Marcos earned a Ph.D. in Financial Economics (2003), a Ph.D. in Mathematical Finance (2011) from Universidad Complutense de Madrid, and is a recipient of Spain's National Award for Academic Excellence (1999). He completed his post-doctoral research at Harvard University and Cornell University.

Learn more by subscribing to our YouTube channel to access all of our videos.

As always, if there are any topics you would like us to focus on for future videos, please comment below or send us a quick note at [email protected].

Disclaimer

The material on this website is provided for informational purposes only and does not constitute an offer to sell, a solicitation to buy, or a recommendation or endorsement for any security or strategy, nor does it constitute an offer to provide investment advisory services by Quantopian. In addition, the material offers no opinion with respect to the suitability of any security or specific investment. No information contained herein should be regarded as a suggestion to engage in or refrain from any investment-related course of action as none of Quantopian nor any of its affiliates is undertaking to provide investment advice, act as an adviser to any plan or entity subject to the Employee Retirement Income Security Act of 1974, as amended, individual retirement account or individual retirement annuity, or give advice in a fiduciary capacity with respect to the materials presented herein. If you are an individual retirement or other investor, contact your financial advisor or other fiduciary unrelated to Quantopian about whether any given investment idea, strategy, product or service described herein may be appropriate for your circumstances. All investments involve risk, including loss of principal. Quantopian makes no guarantees as to the accuracy or completeness of the views expressed in the website. The views are subject to change, and may have become unreliable for various reasons, including changes in market conditions or economic circumstances.

18 responses

Thank you, what a great presentation! The link to the Google drive where the presentation slides are stored doesn't appear to be working however. I get the below error message when trying to access it:

Sorry, unable to open the file at this time.

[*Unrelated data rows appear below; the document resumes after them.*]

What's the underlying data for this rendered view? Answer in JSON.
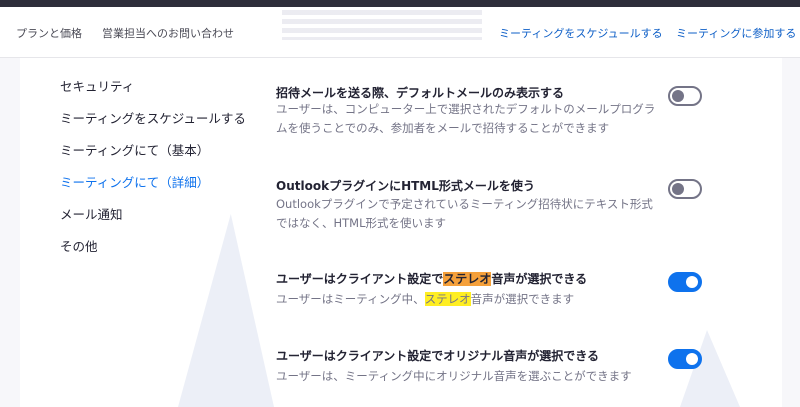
{
  "header": {
    "links_left": [
      "プランと価格",
      "営業担当へのお問い合わせ"
    ],
    "links_right": [
      "ミーティングをスケジュールする",
      "ミーティングに参加する"
    ]
  },
  "sidebar": {
    "items": [
      {
        "label": "セキュリティ",
        "active": false
      },
      {
        "label": "ミーティングをスケジュールする",
        "active": false
      },
      {
        "label": "ミーティングにて（基本）",
        "active": false
      },
      {
        "label": "ミーティングにて（詳細）",
        "active": true
      },
      {
        "label": "メール通知",
        "active": false
      },
      {
        "label": "その他",
        "active": false
      }
    ]
  },
  "settings": [
    {
      "title": "招待メールを送る際、デフォルトメールのみ表示する",
      "desc": "ユーザーは、コンピューター上で選択されたデフォルトのメールプログラムを使うことでのみ、参加者をメールで招待することができます",
      "enabled": false
    },
    {
      "title": "OutlookプラグインにHTML形式メールを使う",
      "desc": "Outlookプラグインで予定されているミーティング招待状にテキスト形式ではなく、HTML形式を使います",
      "enabled": false
    },
    {
      "title_pre": "ユーザーはクライアント設定で",
      "title_hl": "ステレオ",
      "title_post": "音声が選択できる",
      "desc_pre": "ユーザーはミーティング中、",
      "desc_hl": "ステレオ",
      "desc_post": "音声が選択できます",
      "enabled": true
    },
    {
      "title": "ユーザーはクライアント設定でオリジナル音声が選択できる",
      "desc": "ユーザーは、ミーティング中にオリジナル音声を選ぶことができます",
      "enabled": true
    }
  ],
  "colors": {
    "accent": "#0e72ed",
    "toggle_off": "#747487",
    "highlight_orange": "#f5a03a",
    "highlight_yellow": "#ffee22"
  }
}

Please check the address and try again.

Glad you enjoyed the presentation! I just updated the link in the post so it should work for you now.

Great presentation. Thanks

Thanks for posting this work by ML de Prado. I read his book, was interested in the idea of "fractional differentiation", played with it for a while, then got distracted by something else and forgot about it. Thanks for bringing this back to mind. See in particular Slide 15, Example2:
" Most financial series can be made stationary with a fractional differentiation of order d< 0.5
However most financial studies are based on returns where d = 1"

Very often in my own trading system development work, instead of using some selected variable, i use what i call its "PPD" or Proportional Plus Derivative, which i define as Variable + dVariable/dt or, in discrete time intervals, as Variable[i] + (Variable[i] - Variable[i-1]), with or without some weighting applied. My rationale is that this "PPD" approach of incorporating some fraction of the derivative as well as the original signal, gives us some degree of predictivity or "pseudo-look-ahead" for the next forthcoming data value, albeit at the expense of adding a bit of noise, and sometimes its worth it to do that.

I know that using 0.5*(Original Data + 1st Derivative) = 0.5*(Derivative of Order 0 + Derivative of Order 1) might not be exactly the same thing as de Prado's "Derivative of Order 0.5", but his comments on this do give me added confidence that i am on the track of something useful in trading system development.

Has anyone else had some success using this or a similarly simplified approach in your trading systems / algos?

Thanks Tony for posting how a non-integer derivative can be calculated. I saw the video and understood the concept, but Google searching it did not provide me with an answer. I wonder if non-integer diff can be used in ARIMA analysis, like an ARIMA(0.5, 0, 0.5). But aside from that, no, I have no experience with it.

/L

Hi Luc, what i'm doing with this (what i call) "PPD" concept really comes from control systems theory that i studied about 30 years ago, and i'm not sure if it is actually the correct way to approach fractional derivatives, but i think it is probably at least a reasonable approximation to it. I can't make any comments about its application in the context of ARIMA analysis. Please let me know if you find out any more about it. Cheers, best wishes, Tony.

Tony, you might be interested in the following:

https://youtu.be/Nu4lHaSh7D4

As for the "FRACTIONAL DIFFERENCING" there is a nice new book from TC Mills "Applied Time Series Analysis":
screenshot from a relevant page I have no experience with that yet, but will evaluate it in next weeks.
Thanks also for publishing the link to the slides. It also moved back Prados work to my focus after some time. :)

Hi Hannes, thanks for this. I have a number of books on time series analysis but i haven't see this one yet as it is still quite new (Feb 2019). I look forward to reading your evaluation of it, and in particular its potential relevance to trading. For anyone else following up on this topic, it is worth taking a look at what else Amazon has to offer under the same keyword search "applied time series analysis". Best wishes :)

While I haven't read his book, I believe what ML de Prado is referring to in "fractional differentiation" is probably in the context of ARFIMA:

Autoregressive fractionally integrated moving average
From Wikipedia, the free encyclopedia
In statistics, autoregressive fractionally integrated moving average models are time series models that generalize ARIMA (autoregressive integrated moving average) models by allowing non-integer values of the differencing parameter. These models are useful in modeling time series with long memory—that is, in which deviations from the long-run mean decay more slowly than an exponential decay. The acronyms "ARFIMA" or "FARIMA" are often used, although it is also conventional to simply extend the "ARIMA(p,d,q)" notation for models, by simply allowing the order of differencing, d, to take fractional values.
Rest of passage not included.